Impact of Restarting or Shutting Down the Platform and Related Nodes
The overall FCP platform consists of three major parts:
- Platform management nodes
- Core node
- Monitor node (optional)
- Cluster nodes
- Head node
- Compute node
- Login node
- Desktop node
- External supporting service nodes
- Authentication service (optional)
- NTP service
- Storage service
If the nodes above are shut down, the impact is as follows:
| Node Type | In-Cluster (Fsched) Jobs | Task Mode | Cluster Management | Cluster Monitoring | User Management | Data Access | Remote Access |
|---|---|---|---|---|---|---|---|
| Management node | Long downtime may make task accounting information inaccurate; short downtime has no effect | Task submission is unavailable | Cluster management is unavailable | Cluster monitoring is unavailable | User management is unavailable | Data access is unavailable | Remote access is unavailable |
| Monitor node | None | None | None | Cluster monitoring is unavailable | None | None | None |
| Head node | New jobs cannot be submitted.

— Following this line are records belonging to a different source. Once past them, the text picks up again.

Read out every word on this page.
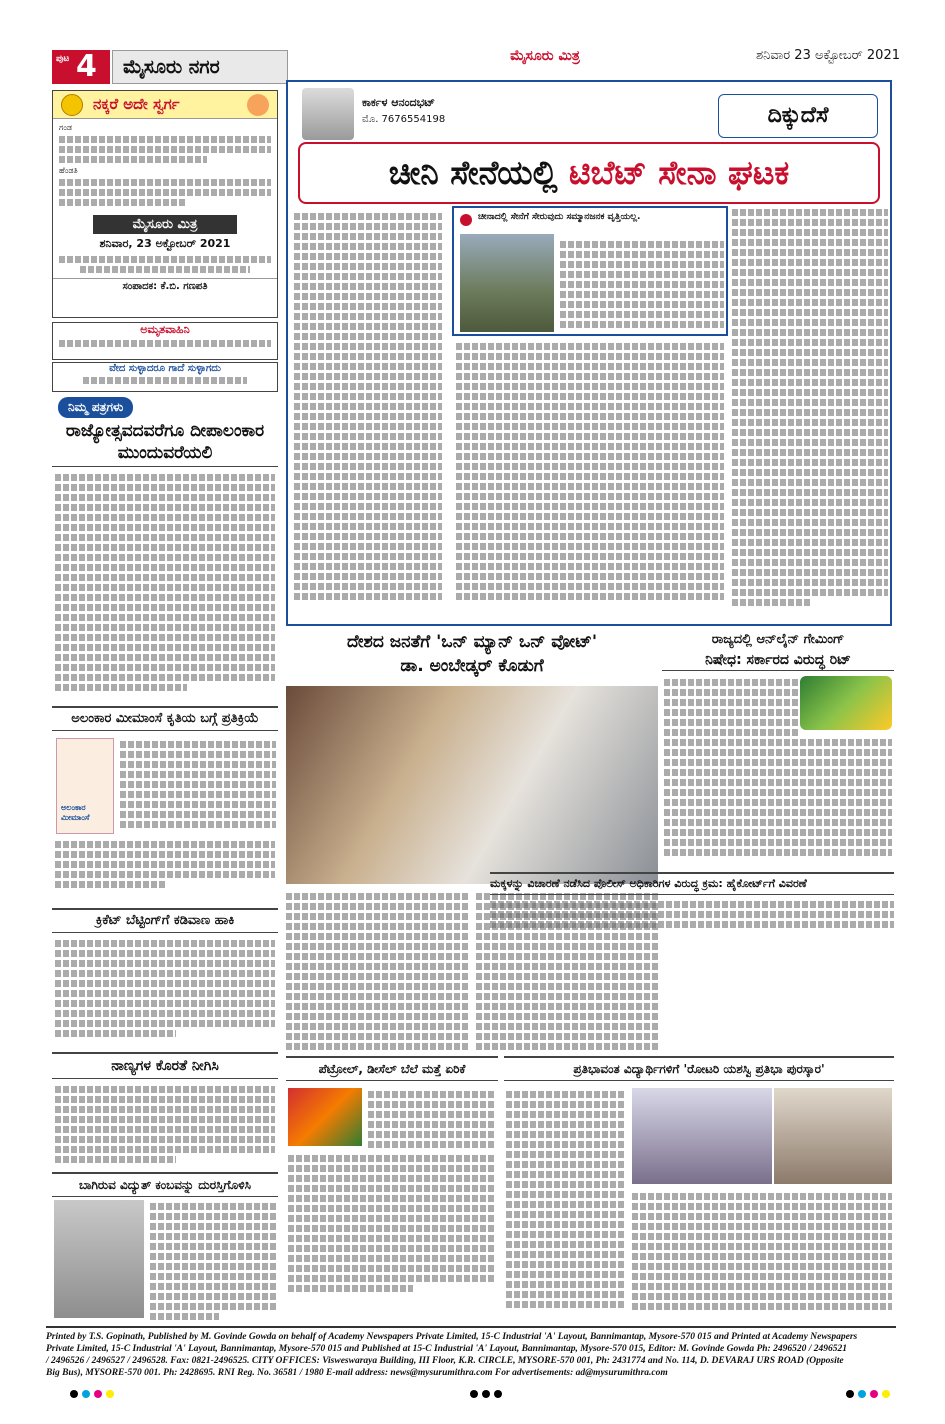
ಪುಟ 4	ಮೈಸೂರು ನಗರ	ಮೈಸೂರು ಮಿತ್ರ	ಶನಿವಾರ 23 ಅಕ್ಟೋಬರ್ 2021
ನಕ್ಕರೆ ಅದೇ ಸ್ವರ್ಗ
ಗಂಡ
ಹೆಂಡತಿ
ಮೈಸೂರು ಮಿತ್ರ
ಶನಿವಾರ, 23 ಅಕ್ಟೋಬರ್ 2021
ಸಂಪಾದಕ: ಕೆ.ಬಿ. ಗಣಪತಿ
ಅಮೃತವಾಹಿನಿ
ವೇದ ಸುಳ್ಳಾದರೂ ಗಾದೆ ಸುಳ್ಳಾಗದು
ನಿಮ್ಮ ಪತ್ರಗಳು
ರಾಜ್ಯೋತ್ಸವದವರೆಗೂ ದೀಪಾಲಂಕಾರ ಮುಂದುವರೆಯಲಿ
ಅಲಂಕಾರ ಮೀಮಾಂಸೆ ಕೃತಿಯ ಬಗ್ಗೆ ಪ್ರತಿಕ್ರಿಯೆ
ಅಲಂಕಾರ ಮೀಮಾಂಸೆ
ಕ್ರಿಕೆಟ್ ಬೆಟ್ಟಿಂಗ್‌ಗೆ ಕಡಿವಾಣ ಹಾಕಿ
ನಾಣ್ಯಗಳ ಕೊರತೆ ನೀಗಿಸಿ
ಬಾಗಿರುವ ವಿದ್ಯುತ್ ಕಂಬವನ್ನು ದುರಸ್ತಿಗೊಳಿಸಿ
ಕಾರ್ಕಳ ಆನಂದಭಟ್
ಮೊ. 7676554198	ದಿಕ್ಕುದೆಸೆ
ಚೀನಿ ಸೇನೆಯಲ್ಲಿ ಟಿಬೆಟ್ ಸೇನಾ ಘಟಕ
ಚೀನಾದಲ್ಲಿ ಸೇನೆಗೆ ಸೇರುವುದು ಸಮ್ಮಾನಜನಕ ವೃತ್ತಿಯಲ್ಲ.
ದೇಶದ ಜನತೆಗೆ 'ಒನ್ ಮ್ಯಾನ್ ಒನ್ ವೋಟ್'
ಡಾ. ಅಂಬೇಡ್ಕರ್ ಕೊಡುಗೆ
ರಾಜ್ಯದಲ್ಲಿ ಆನ್‌ಲೈನ್ ಗೇಮಿಂಗ್
ನಿಷೇಧ: ಸರ್ಕಾರದ ವಿರುದ್ಧ ರಿಟ್
ಮಕ್ಕಳನ್ನು ವಿಚಾರಣೆ ನಡೆಸಿದ ಪೊಲೀಸ್ ಅಧಿಕಾರಿಗಳ ವಿರುದ್ಧ ಕ್ರಮ: ಹೈಕೋರ್ಟ್‌ಗೆ ವಿವರಣೆ
ಪೆಟ್ರೋಲ್, ಡೀಸೆಲ್ ಬೆಲೆ ಮತ್ತೆ ಏರಿಕೆ	ಪ್ರತಿಭಾವಂತ ವಿದ್ಯಾರ್ಥಿಗಳಿಗೆ 'ರೋಟರಿ ಯಶಸ್ವಿ ಪ್ರತಿಭಾ ಪುರಸ್ಕಾರ'
Printed by T.S. Gopinath, Published by M. Govinde Gowda on behalf of Academy Newspapers Private Limited, 15-C Industrial 'A' Layout, Bannimantap, Mysore-570 015 and Printed at Academy Newspapers
Private Limited, 15-C Industrial 'A' Layout, Bannimantap, Mysore-570 015 and Published at 15-C Industrial 'A' Layout, Bannimantap, Mysore-570 015, Editor: M. Govinde Gowda Ph: 2496520 / 2496521
/ 2496526 / 2496527 / 2496528. Fax: 0821-2496525. CITY OFFICES: Visweswaraya Building, III Floor, K.R. CIRCLE, MYSORE-570 001, Ph: 2431774 and No. 114, D. DEVARAJ URS ROAD (Opposite
Big Bus), MYSORE-570 001. Ph: 2428695. RNI Reg. No. 36581 / 1980 E-mail address: news@mysurumithra.com For advertisements: ad@mysurumithra.com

Running jobs continue until completion, but resources cannot be released afterward | Tasks fail | Cluster management is unavailable | Some monitoring information cannot be collected | None | None | None |
| Compute node | Jobs running on the node fail | Tasks running on the node fail | Cluster management is unavailable | Monitoring information for that node cannot be collected | None | None | None |
| Login node | Interactive jobs running on the node fail | None | Cluster management is unavailable | Monitoring information for that node cannot be collected | None | None | None |
| Desktop node | Jobs running on the node fail | None | Cluster management is unavailable | Monitoring information for that node cannot be collected | None | None | None |
| Authentication service | Long downtime (> 1 minute) prevents task submission because submitter identity cannot be verified; short downtime has no effect | Long downtime (> 1 minute) prevents task submission because submitter identity cannot be verified | Users cannot log in | None | User management is unavailable | Authentication cannot be verified | Authentication cannot be verified |
| NTP service | Long failures cause time drift, which breaks node-to-node validation and prevents jobs from running; short failures have no effect | Long failures cause time drift, which breaks node-to-node validation and prevents jobs from running | None | None | None | None | None |
| Storage service | Task execution may fail, depending on the application | Task submission is unavailable | Cluster management is unavailable and management operations may block | None | None | Data access is unavailable | If the user home directory is on shared storage, users cannot log in |